ISBN: 978-1-4804-9744-3
CHAPTER 1
"How Sargent Peppers Phony Arts Dubbed Grand"
Yes, I know, it's maddening. You shell out good money to travel millions of miles from your home world to the Pamela Sargent Labyrinth of Literary Delights – in some cases, you even hopped from one spiral arm of the Via Galactica to the other – and then you find your way through the maze to the Thumbprints Museum, and what's the first thing that happens to you? You get herded into this stuffy rotunda by a gnomish little tour guide who proceeds to bark orders at you. But that's how we do things on the Planet of Irreproachable Priorities. If you want to be treated like royalty, go take a goddamn cruise.
So as I was saying: turn off your cell phones, disconnect your pagers, throw away your coffee cups, and inform your children that for the next three hours no one is interested in their opinions about anything. I'm more than happy to lead you through the Thumbprints Museum – I'm even willing to share my knowledge of the Pamela Sargent Labyrinth in general – but, hey, folks, no docent should have to waste his breath competing with a lot of bleeping and slurping and whining, right?
Please step this way.
Our first exhibit is inspired by "Thumbprints" itself, that sardonic deconstruction of the American publishing industry in the early years of the twenty-first century. Go ahead, don't be shy, walk right up and press your thumb against the big red sensor. In a matter of nanoseconds the emanations will travel from your epidermis to your brain, and after the prognostic analysis is complete the screen will display ... wait a minute, madam, the computer already has a prediction for you! Evidently you have what it takes to crank out a murder mystery. And you, sir – it appears you've got a horror novel in you. And you over there with the false eyelashes and the superfluous makeup – you may very well be a romance writer in embryo.
If you'll permit me to lapse into French, "Thumbprints" is a tour de force of the roman à clef. Today, of course, the story also seems rather prophetic, having accurately, if obliquely, predicted that Jonathan Franzen's The Corrections, for all its critical laurels and commercial success, would fail to entrance subsequent generations of readers, most of whom were not particularly interested in misanthropic autobiographical venom disguised as social satire. Indeed, Sargent's talent for deflating unearned literary nihilism and strafing received aesthetic wisdom is one of the enduring rewards of her oeuvre. You might say that Sargent peppers phony arts dubbed grand.
In the next gallery we have a tribute to "Out of Place," the largest terrarium to be found anywhere on our world. Catopia, the boss calls it, and at any given time we have between ten and twelve felines in residence, each with a transceiver implanted in its cortex. Merely slip on the headphones, and you'll hear the animals' thoughts ... well, not their thoughts exactly, these are cats – you'll hear a litany of complaints. Why don't they make the sunlamps hotter? Why won't they give us more canned food instead of this dry crap? Why can't they stick in a few more newly upholstered chairs?
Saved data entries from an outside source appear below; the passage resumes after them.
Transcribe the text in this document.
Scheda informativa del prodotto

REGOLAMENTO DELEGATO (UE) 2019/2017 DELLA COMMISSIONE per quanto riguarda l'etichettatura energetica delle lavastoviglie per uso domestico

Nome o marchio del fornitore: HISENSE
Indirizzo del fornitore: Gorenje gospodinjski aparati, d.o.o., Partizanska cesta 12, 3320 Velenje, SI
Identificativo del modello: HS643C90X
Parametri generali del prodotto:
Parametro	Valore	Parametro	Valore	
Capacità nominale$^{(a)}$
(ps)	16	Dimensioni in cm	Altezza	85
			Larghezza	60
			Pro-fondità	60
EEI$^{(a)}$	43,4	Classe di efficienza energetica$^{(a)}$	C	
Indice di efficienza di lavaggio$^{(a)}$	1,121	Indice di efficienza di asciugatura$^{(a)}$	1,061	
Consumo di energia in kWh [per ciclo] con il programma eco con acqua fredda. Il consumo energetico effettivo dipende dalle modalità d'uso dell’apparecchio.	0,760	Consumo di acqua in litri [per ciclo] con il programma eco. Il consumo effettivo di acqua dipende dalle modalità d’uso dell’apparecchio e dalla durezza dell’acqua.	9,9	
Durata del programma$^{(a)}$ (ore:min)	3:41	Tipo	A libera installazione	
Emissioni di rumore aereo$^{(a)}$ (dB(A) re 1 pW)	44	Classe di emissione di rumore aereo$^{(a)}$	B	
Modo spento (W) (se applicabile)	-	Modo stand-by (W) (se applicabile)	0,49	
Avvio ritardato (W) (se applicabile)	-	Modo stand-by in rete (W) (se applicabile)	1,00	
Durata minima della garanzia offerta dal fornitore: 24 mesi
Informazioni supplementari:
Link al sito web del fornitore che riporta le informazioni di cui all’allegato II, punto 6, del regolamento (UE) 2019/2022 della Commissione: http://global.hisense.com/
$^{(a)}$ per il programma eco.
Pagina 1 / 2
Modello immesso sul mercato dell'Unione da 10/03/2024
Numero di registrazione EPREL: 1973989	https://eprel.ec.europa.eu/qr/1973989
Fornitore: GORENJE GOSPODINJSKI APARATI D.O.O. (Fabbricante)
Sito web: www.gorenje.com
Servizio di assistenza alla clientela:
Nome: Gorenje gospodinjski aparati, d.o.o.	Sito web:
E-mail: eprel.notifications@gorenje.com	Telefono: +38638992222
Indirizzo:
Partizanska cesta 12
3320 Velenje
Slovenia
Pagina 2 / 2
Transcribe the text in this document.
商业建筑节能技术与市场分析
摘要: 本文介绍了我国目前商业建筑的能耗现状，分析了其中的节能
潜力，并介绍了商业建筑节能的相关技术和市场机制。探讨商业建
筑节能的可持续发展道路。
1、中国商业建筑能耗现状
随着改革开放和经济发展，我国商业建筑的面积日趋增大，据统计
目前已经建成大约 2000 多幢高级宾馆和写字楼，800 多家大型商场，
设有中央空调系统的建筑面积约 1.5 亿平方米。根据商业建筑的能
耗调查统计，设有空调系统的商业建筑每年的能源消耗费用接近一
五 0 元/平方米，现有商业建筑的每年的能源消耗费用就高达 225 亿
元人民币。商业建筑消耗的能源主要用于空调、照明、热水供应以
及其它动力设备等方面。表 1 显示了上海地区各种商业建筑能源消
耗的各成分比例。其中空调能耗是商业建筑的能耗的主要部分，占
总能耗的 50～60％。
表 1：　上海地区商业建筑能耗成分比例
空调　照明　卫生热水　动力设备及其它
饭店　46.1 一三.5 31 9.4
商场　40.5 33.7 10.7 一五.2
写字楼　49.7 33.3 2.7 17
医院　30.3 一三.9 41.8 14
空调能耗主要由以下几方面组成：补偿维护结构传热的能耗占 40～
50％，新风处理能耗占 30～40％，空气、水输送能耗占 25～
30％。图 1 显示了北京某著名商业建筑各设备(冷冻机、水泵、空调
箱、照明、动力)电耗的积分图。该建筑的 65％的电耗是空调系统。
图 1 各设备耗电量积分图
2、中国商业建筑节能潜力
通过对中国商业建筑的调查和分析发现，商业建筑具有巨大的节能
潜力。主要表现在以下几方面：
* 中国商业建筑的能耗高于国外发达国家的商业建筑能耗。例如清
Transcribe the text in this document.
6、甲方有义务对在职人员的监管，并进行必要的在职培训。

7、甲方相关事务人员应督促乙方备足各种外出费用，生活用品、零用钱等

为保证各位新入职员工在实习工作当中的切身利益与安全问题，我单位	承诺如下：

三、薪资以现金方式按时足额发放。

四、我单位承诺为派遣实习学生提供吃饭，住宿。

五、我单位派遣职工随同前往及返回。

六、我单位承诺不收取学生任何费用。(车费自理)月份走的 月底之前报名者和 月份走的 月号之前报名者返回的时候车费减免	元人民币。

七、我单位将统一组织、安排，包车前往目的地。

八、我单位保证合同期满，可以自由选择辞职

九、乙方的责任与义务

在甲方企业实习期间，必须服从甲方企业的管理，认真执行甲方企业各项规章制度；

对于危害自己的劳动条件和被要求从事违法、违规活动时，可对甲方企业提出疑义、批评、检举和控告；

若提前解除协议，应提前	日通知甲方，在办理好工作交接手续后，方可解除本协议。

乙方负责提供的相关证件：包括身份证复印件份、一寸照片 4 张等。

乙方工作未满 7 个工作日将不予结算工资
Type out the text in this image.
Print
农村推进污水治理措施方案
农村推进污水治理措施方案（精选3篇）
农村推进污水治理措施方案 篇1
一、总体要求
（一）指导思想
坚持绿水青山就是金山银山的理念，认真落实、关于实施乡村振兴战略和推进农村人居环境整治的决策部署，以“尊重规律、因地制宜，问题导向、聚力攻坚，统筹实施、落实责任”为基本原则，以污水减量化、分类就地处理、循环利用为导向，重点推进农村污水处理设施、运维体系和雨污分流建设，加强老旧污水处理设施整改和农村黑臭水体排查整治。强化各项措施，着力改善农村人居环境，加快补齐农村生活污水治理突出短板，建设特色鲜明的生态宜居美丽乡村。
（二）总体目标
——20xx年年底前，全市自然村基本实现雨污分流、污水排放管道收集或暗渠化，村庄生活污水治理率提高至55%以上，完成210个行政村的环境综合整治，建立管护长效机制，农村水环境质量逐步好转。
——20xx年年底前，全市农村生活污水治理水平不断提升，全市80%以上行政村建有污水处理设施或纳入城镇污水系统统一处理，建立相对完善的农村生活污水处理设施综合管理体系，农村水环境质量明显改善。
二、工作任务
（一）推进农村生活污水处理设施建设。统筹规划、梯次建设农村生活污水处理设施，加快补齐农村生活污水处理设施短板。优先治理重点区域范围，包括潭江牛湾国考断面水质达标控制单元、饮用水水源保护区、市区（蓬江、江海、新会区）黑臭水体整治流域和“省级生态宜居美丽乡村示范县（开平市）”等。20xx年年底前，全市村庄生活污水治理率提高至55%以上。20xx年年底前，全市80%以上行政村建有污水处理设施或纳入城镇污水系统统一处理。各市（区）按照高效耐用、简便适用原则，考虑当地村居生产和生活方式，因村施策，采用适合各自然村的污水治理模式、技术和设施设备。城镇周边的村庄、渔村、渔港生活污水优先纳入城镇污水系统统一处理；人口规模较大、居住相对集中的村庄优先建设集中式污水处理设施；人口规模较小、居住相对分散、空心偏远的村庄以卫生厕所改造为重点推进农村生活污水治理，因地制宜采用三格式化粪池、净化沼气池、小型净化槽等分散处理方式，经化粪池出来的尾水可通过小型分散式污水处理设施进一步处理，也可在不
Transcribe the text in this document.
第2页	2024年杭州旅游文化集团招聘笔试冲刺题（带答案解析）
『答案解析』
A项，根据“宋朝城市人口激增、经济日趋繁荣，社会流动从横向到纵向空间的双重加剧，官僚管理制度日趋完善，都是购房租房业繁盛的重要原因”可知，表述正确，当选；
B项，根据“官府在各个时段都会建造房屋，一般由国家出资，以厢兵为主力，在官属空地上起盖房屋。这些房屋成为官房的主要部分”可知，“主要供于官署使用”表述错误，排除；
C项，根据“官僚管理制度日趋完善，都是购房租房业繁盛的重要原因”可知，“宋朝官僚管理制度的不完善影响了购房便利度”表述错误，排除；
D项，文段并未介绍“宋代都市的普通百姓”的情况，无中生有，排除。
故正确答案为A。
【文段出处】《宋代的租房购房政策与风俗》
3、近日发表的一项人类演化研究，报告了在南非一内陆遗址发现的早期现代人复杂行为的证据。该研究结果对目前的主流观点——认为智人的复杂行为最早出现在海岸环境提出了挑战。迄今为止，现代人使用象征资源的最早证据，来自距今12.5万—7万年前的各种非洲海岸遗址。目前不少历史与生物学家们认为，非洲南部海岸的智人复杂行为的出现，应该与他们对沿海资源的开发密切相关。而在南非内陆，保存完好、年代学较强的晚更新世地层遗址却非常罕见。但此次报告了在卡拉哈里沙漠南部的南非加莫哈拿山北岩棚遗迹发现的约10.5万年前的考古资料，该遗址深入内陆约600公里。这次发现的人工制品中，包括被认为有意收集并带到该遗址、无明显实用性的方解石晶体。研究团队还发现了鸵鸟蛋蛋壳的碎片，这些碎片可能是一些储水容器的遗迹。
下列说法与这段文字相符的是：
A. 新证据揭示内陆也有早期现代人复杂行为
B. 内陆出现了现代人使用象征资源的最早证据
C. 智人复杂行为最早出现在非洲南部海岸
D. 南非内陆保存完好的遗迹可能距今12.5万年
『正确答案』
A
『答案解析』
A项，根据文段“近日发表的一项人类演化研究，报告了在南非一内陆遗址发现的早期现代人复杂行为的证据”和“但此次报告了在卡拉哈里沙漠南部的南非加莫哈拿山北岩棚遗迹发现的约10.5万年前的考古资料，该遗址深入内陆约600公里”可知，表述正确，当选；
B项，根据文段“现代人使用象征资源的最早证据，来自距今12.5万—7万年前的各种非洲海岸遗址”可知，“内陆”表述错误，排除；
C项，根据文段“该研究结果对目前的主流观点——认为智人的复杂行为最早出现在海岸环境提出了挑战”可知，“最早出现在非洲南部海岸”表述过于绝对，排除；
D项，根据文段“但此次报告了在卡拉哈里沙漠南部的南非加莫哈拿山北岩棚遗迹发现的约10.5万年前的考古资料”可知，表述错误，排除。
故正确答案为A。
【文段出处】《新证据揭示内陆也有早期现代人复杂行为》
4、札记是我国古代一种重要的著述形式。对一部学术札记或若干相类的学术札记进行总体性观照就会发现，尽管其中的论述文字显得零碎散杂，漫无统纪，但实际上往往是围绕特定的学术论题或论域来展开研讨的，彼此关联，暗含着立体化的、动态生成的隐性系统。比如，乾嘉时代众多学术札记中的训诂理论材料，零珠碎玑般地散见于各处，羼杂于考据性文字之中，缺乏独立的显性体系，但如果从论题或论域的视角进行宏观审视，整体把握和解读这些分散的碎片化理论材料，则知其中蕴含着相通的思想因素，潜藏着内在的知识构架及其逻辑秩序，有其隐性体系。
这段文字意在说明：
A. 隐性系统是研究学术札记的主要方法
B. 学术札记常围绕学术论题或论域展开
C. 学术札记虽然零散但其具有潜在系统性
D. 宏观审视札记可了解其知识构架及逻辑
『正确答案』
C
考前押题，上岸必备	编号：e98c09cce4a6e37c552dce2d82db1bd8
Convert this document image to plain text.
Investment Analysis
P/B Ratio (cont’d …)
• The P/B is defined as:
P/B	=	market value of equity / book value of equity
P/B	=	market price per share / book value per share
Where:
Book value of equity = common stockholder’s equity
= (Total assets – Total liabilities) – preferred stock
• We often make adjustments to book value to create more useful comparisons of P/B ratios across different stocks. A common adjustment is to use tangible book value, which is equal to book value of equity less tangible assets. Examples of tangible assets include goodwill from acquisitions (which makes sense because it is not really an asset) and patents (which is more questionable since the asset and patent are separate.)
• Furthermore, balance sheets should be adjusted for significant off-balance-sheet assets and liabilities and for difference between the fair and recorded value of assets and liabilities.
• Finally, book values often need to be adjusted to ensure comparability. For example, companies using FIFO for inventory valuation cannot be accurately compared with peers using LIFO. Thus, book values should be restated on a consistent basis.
If you've read "Out of Place," you know that cats aren't above making personal remarks, so try not to ... oh, dear, oh, dear, I'm sorry, sir. The Siamese had no cause to pass such a judgment on your wife's physiognomy. Try to understand – we always intended this installation to be nothing but fun, though naturally we can't control the malice factor entirely.
Moving right along ... in this salon we have an homage to my personal favorite among Sargent's humorous stories, "Shrinker," that wry extrapolation from Richard Matheson's homunculus classic. This dollhouse is a hands-on exhibit – don't be afraid to poke and prod. See, the little shower emits a stream of hot water, and that's an actual live television broadcast there on the tiny plasma screen. You could warm a cup of sake on the miniature stove.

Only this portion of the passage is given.